Война и победа были базисом, на котором строилось наше воспитание. Было всё просто. Вот враг, вот наши солдаты-герои. Мы все хорошие, а они все плохие. Мы победили! Ура!!! Конечно, ура. Только не совсем ура. Как же те двое, молодые парни, которые ничего толком не успели? Как же остальные, моя бабушка, оставшаяся без мужа, моя прабабушка, оставшаяся без сына и мужа, мои мама и папа — безотцовщины? Как остальные люди? Так это — необходимые жертвы, говорили нам. Они Отдали свою жизнь за нас, что бы мы жили
счастливо.

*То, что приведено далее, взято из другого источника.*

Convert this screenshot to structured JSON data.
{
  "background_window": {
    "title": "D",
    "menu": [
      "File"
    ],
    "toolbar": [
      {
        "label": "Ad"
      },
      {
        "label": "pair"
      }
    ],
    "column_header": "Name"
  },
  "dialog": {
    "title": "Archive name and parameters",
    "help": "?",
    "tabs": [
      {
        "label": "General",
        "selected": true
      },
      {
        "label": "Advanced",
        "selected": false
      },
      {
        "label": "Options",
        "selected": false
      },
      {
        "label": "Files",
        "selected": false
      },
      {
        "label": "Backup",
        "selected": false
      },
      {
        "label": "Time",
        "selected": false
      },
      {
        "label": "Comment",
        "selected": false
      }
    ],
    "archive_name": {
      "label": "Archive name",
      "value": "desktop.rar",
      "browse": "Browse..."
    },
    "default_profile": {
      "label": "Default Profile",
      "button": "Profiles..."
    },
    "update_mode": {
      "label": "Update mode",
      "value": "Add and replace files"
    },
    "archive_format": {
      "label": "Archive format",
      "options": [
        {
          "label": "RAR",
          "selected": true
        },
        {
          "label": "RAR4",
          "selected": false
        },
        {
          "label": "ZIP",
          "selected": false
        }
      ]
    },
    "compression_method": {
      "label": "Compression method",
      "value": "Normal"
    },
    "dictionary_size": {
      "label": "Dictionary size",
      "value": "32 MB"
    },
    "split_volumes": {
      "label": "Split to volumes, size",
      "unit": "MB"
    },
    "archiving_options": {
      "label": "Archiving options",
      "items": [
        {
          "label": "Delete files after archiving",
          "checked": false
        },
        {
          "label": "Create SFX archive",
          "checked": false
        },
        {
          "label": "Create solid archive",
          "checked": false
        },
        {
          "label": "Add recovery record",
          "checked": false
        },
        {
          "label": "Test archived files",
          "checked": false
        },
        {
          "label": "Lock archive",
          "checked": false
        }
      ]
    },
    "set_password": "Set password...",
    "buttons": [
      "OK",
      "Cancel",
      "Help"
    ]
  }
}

В раннем детстве я хотела поступить в Суворовское училище, стать воином и отомстить фашистам за своих парней. Врагам надо мстить. Став постарше, поехала в первый раз в пионерский лагерь в Восточную Германию. Ну и где вы, враженьки? Чистенькие дедуськи, попивающие пиво, это вы? Где ваше звериное лицо? Скалится мне за Берлинской стеной? Может у вас амнезия, и вы забыли, что победа за нами? Почему вы тут так классно живёте, с пивом и сосисками? Я оглядывалась вокруг в надежде хоть к чему-то придраться, но в Германии было красиво, чисто, уютно и спокойно. Не то, что у нас, победителей.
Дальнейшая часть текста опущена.